Bild: Anna Virnich: Untitled #129, 2022. Thermacolon, stretch fabric, gouache on bed sheet, yarn on wooden frame.

Marcel Proust und Joris-Karl Huysmans kommen dem Monopol-Kritiker Oliver Koerner von Gustorf beim Betrachten der textilen Arbeiten von Anna Virnich in den Sinn, die derzeit in der Kölner Galerie Drei und im Skulpturenmuseum Marl ausgestellt sind. Es ist die gleiche "hysterische, dekadente Sensibilität und Nostalgie, das kribbelige Unbehagen an der Gegenwart", die Virnich in ihren Arbeiten materialisiert, erklärt er: "Die Werke in 'Mutti raucht wieder' sind ganz im Jetzt, so wie wir uns gerade fühlen, in unserem Kopf, unseren Körpern. (...) Virnich setzt eine Austernschale auf gesteppten Satin, auf Latex. Da ist ein Gefühl von Erregung in diesem Werk, der Hauch von psychologisch aufgeladener Indiskretion und Zwanglosigkeit. Virnich nutzt diese, um die eigentliche formale Strenge ihrer Arbeiten, ihre eigene künstlerische Distanz ganz auszuspielen, ohne dass es zu pathetisch oder betulich wird. Keine minimale Sensibilität in Endzeiten."

Weitere Artikel: In der SZ greift Alex Rühle einen vergangene Woche im Svensa Dagbladet erschienenen Text der Kunsthistorikerin Susanna Petterson auf, der auf eine Absurdität schwedischer Kulturpolitik hinweist: Zwar werden auch Schwedens Museen subventioniert, aber die Museumsgebäude gehören dem Staat oder städtischen Holdings - und die Mieten übersteigen inzwischen das Budget einiger Museen. Allen voran das Schwedische Nationalmuseum, dem laut Petterson, die das Haus bis Anfang des Jahres leitete, der Umzug droht. In der FAZ besucht Peter Kropmanns das wiedereröffnete Musée d'Ennery in Paris.

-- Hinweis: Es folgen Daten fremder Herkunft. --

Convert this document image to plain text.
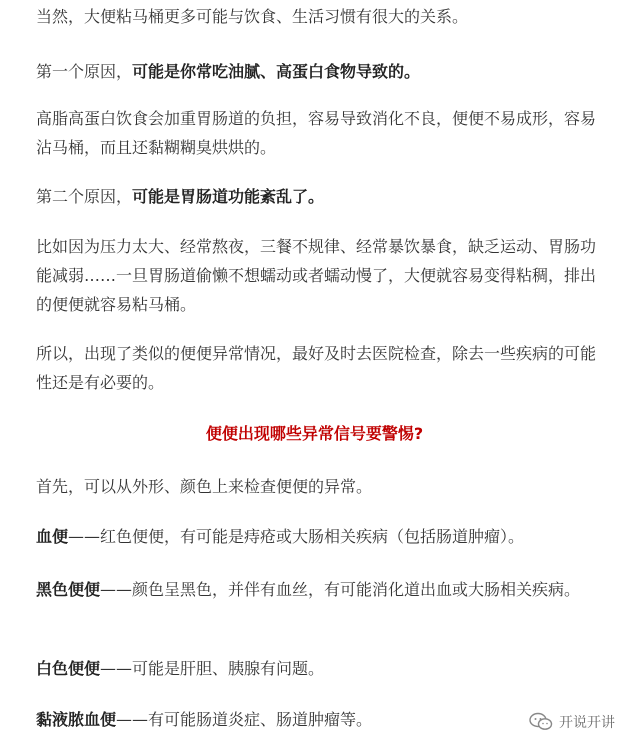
当然，大便粘马桶更多可能与饮食、生活习惯有很大的关系。

第一个原因，可能是你常吃油腻、高蛋白食物导致的。

高脂高蛋白饮食会加重胃肠道的负担，容易导致消化不良，便便不易成形，容易沾马桶，而且还黏糊糊臭烘烘的。

第二个原因，可能是胃肠道功能紊乱了。

比如因为压力太大、经常熬夜，三餐不规律、经常暴饮暴食，缺乏运动、胃肠功能减弱……一旦胃肠道偷懒不想蠕动或者蠕动慢了，大便就容易变得粘稠，排出的便便就容易粘马桶。

所以，出现了类似的便便异常情况，最好及时去医院检查，除去一些疾病的可能性还是有必要的。

便便出现哪些异常信号要警惕?

首先，可以从外形、颜色上来检查便便的异常。

血便——红色便便，有可能是痔疮或大肠相关疾病（包括肠道肿瘤）。

黑色便便——颜色呈黑色，并伴有血丝，有可能消化道出血或大肠相关疾病。

白色便便——可能是肝胆、胰腺有问题。

黏液脓血便——有可能肠道炎症、肠道肿瘤等。	开说开讲
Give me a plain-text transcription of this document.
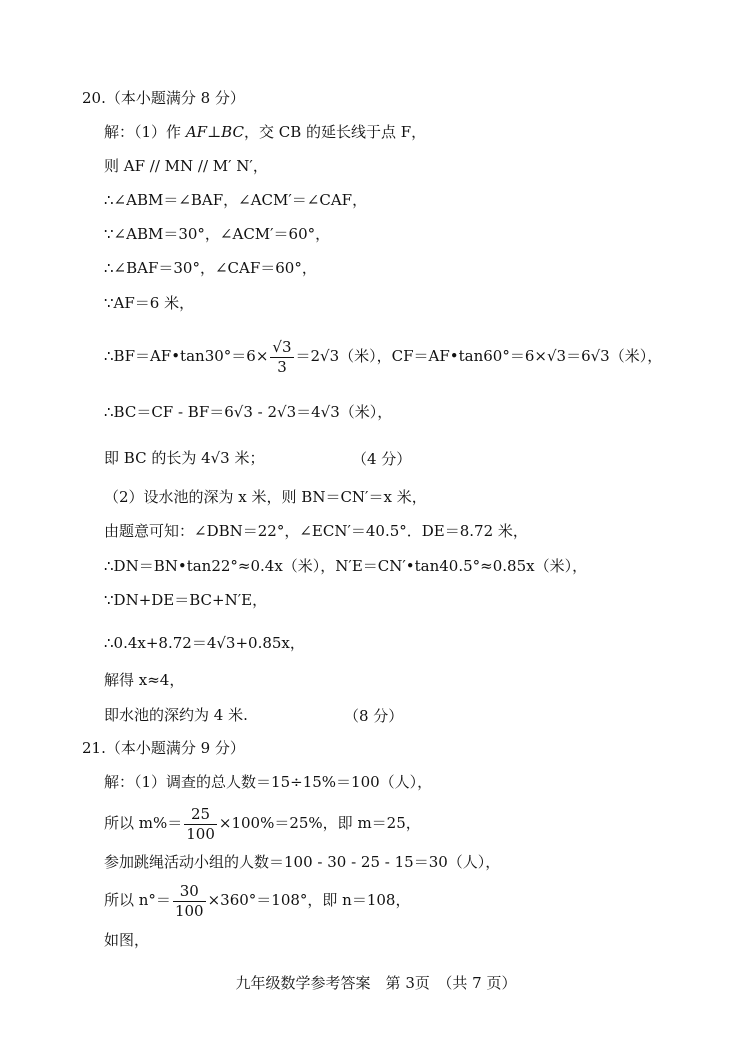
20.（本小题满分 8 分）

解：（1）作 AF⊥BC，交 CB 的延长线于点 F，

则 AF // MN // M′ N′，

∴∠ABM＝∠BAF，∠ACM′＝∠CAF，

∵∠ABM＝30°，∠ACM′＝60°，

∴∠BAF＝30°，∠CAF＝60°，

∵AF＝6 米，

∴BF＝AF•tan30°＝6× $\frac{√3}{3} =2√3$（米），CF＝AF•tan60°＝6×√3＝6√3（米），

∴BC＝CF - BF＝6√3 - 2√3＝4√3（米），

即 BC 的长为 4√3 米；	（4 分）

（2）设水池的深为 x 米，则 BN＝CN′＝x 米，

由题意可知：∠DBN＝22°，∠ECN′＝40.5°．DE＝8.72 米，

∴DN＝BN•tan22°≈0.4x（米），N′E＝CN′•tan40.5°≈0.85x（米），

∵DN+DE＝BC+N′E，

∴0.4x+8.72＝4√3+0.85x，

解得 x≈4，

即水池的深约为 4 米.	（8 分）

21.（本小题满分 9 分）

解：（1）调查的总人数＝15÷15%＝100（人），

所以 $m\%= \frac{25}{100} \times 100\%=25\%$，即 m＝25，

参加跳绳活动小组的人数＝100 - 30 - 25 - 15＝30（人），

所以 $n^\circ= \frac{30}{100} \times 360^\circ=108^\circ$，即 n＝108，

如图，

九年级数学参考答案　第 3页　（共 7 页）
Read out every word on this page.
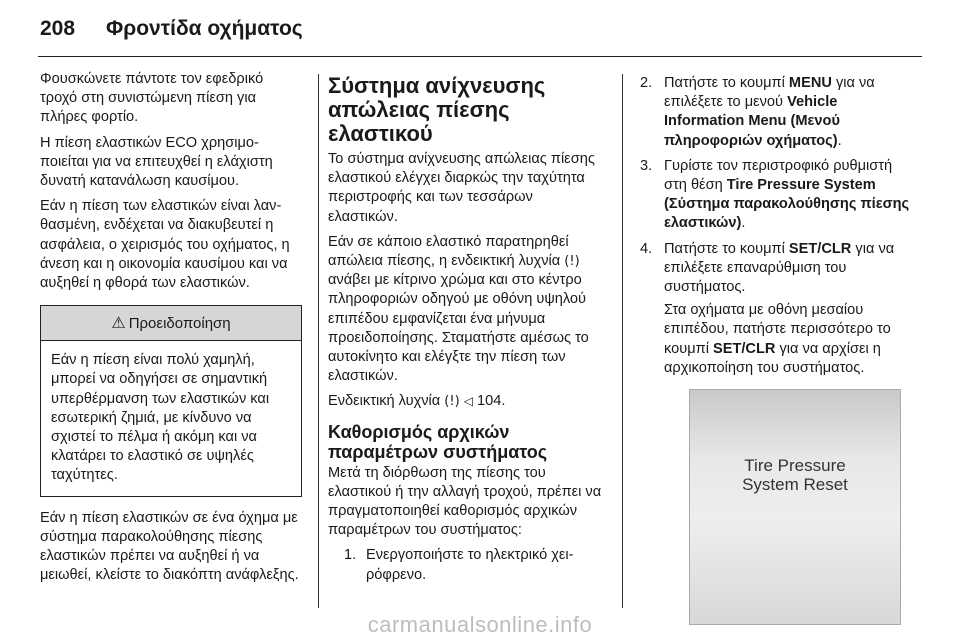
208	Φροντίδα οχήματος

Φουσκώνετε πάντοτε τον εφεδρικό τροχό στη συνιστώμενη πίεση για πλήρες φορτίο.

Η πίεση ελαστικών ECO χρησιμοποιείται για να επιτευχθεί η ελάχιστη δυνατή κατανάλωση καυσίμου.

Εάν η πίεση των ελαστικών είναι λανθασμένη, ενδέχεται να διακυβευτεί η ασφάλεια, ο χειρισμός του οχήματος, η άνεση και η οικονομία καυσίμου και να αυξηθεί η φθορά των ελαστικών.

⚠ Προειδοποίηση
Εάν η πίεση είναι πολύ χαμηλή, μπορεί να οδηγήσει σε σημαντική υπερθέρμανση των ελαστικών και εσωτερική ζημιά, με κίνδυνο να σχιστεί το πέλμα ή ακόμη και να κλατάρει το ελαστικό σε υψηλές ταχύτητες.

Εάν η πίεση ελαστικών σε ένα όχημα με σύστημα παρακολούθησης πίεσης ελαστικών πρέπει να αυξηθεί ή να μειωθεί, κλείστε το διακόπτη ανάφλεξης.

Σύστημα ανίχνευσης απώλειας πίεσης ελαστικού

Το σύστημα ανίχνευσης απώλειας πίεσης ελαστικού ελέγχει διαρκώς την ταχύτητα περιστροφής και των τεσσάρων ελαστικών.

Εάν σε κάποιο ελαστικό παρατηρηθεί απώλεια πίεσης, η ενδεικτική λυχνία (!) ανάβει με κίτρινο χρώμα και στο κέντρο πληροφοριών οδηγού με οθόνη υψηλού επιπέδου εμφανίζεται ένα μήνυμα προειδοποίησης. Σταματήστε αμέσως το αυτοκίνητο και ελέγξτε την πίεση των ελαστικών.

Ενδεικτική λυχνία (!) ◁ 104.

Καθορισμός αρχικών παραμέτρων συστήματος

Μετά τη διόρθωση της πίεσης του ελαστικού ή την αλλαγή τροχού, πρέπει να πραγματοποιηθεί καθορισμός αρχικών παραμέτρων του συστήματος:

1. Ενεργοποιήστε το ηλεκτρικό χειρόφρενο.
2. Πατήστε το κουμπί MENU για να επιλέξετε το μενού Vehicle Information Menu (Μενού πληροφοριών οχήματος).
3. Γυρίστε τον περιστροφικό ρυθμιστή στη θέση Tire Pressure System (Σύστημα παρακολούθησης πίεσης ελαστικών).
4. Πατήστε το κουμπί SET/CLR για να επιλέξετε επαναρύθμιση του συστήματος.
Στα οχήματα με οθόνη μεσαίου επιπέδου, πατήστε περισσότερο το κουμπί SET/CLR για να αρχίσει η αρχικοποίηση του συστήματος.
Tire Pressure
System Reset
carmanualsonline.info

Die Zeit bringt heute ein großes Museums-Spezial mit Ausblick auf kommende Ausstellungen der Saison. Als "Sensation" wertet etwa Jens Balzer die im November startende Meredith-Monk-Werkschau im Münchner Haus der Kunst, die mit ihren Performances wahre Gesamtkunstwerke schafft. Schon früh beginnt sie, "ihre Stimme nicht zum Singen von Liedern zu nutzen, sondern sie ihrerseits als Material zu betrachten, als Instrument. Sie beginnt, die Möglichkeiten zu erkunden, die der Gebrauch des Atems, der Lippen, der Wangen bietet; und sie beginnt, mit dem ganzen Körper zu singen, mit einem Körper, der sich unablässig in Bewegung befindet: Gesang wird für sie zu einem Ausdruck der körperlichen Präsenz, und nur in dieser Präsenz, auf der Bühne, kommt ihr Gesang auch wahrhaft zu sich selbst. 1966 produziert sie ihre erste Performance, 16 Millimeter Earrings, darin verbindet sie Videobilder mit theatralischen Elementen, sie singt und rezitiert aus Wilhelm Reichs Studie über den Orgasmus und unterlegt das alles mit Tape-Loops, mit Tonbandschleifen aus Stimmen". Wir hören rein:



Außerdem: Der Schriftsteller Clemens J. Setz bereitet uns in einem Essay auf die Ausstellung "Glitch. Die Kunst der Störung" in der Münchner Pinakothek der Moderne vor. Hanno Rauterberg stößt Caspar David Friedrich vom Sockel: Er fand ihn nie "besonders wagemutig". Iris Radisch nimmt Abschied vom Pergamonmuseum. Alexander Cammann empfiehlt einen Besuch im Museum der bildenden Künste in Leipzig, um die Fotografin Evelyn Richter zu entdecken. Jörg Scheller freut sich, dass der Düsseldorfer Kunstpalast mit der Ausstellung "Tod und Teufel: Faszination des Horrors" Adornos Ästhetik widerspricht und zeigt: "Die Präsenz des Horrors in Kunst und Populärkultur, gerade auch die reißerische und überrissene, spielt eine psychosoziale Rolle, die niemand unterschätzen sollte." Und Friedrich von Borries denkt in Deutschen Architekturmuseum in Frankfurt über die politische Macht von Architektur nach.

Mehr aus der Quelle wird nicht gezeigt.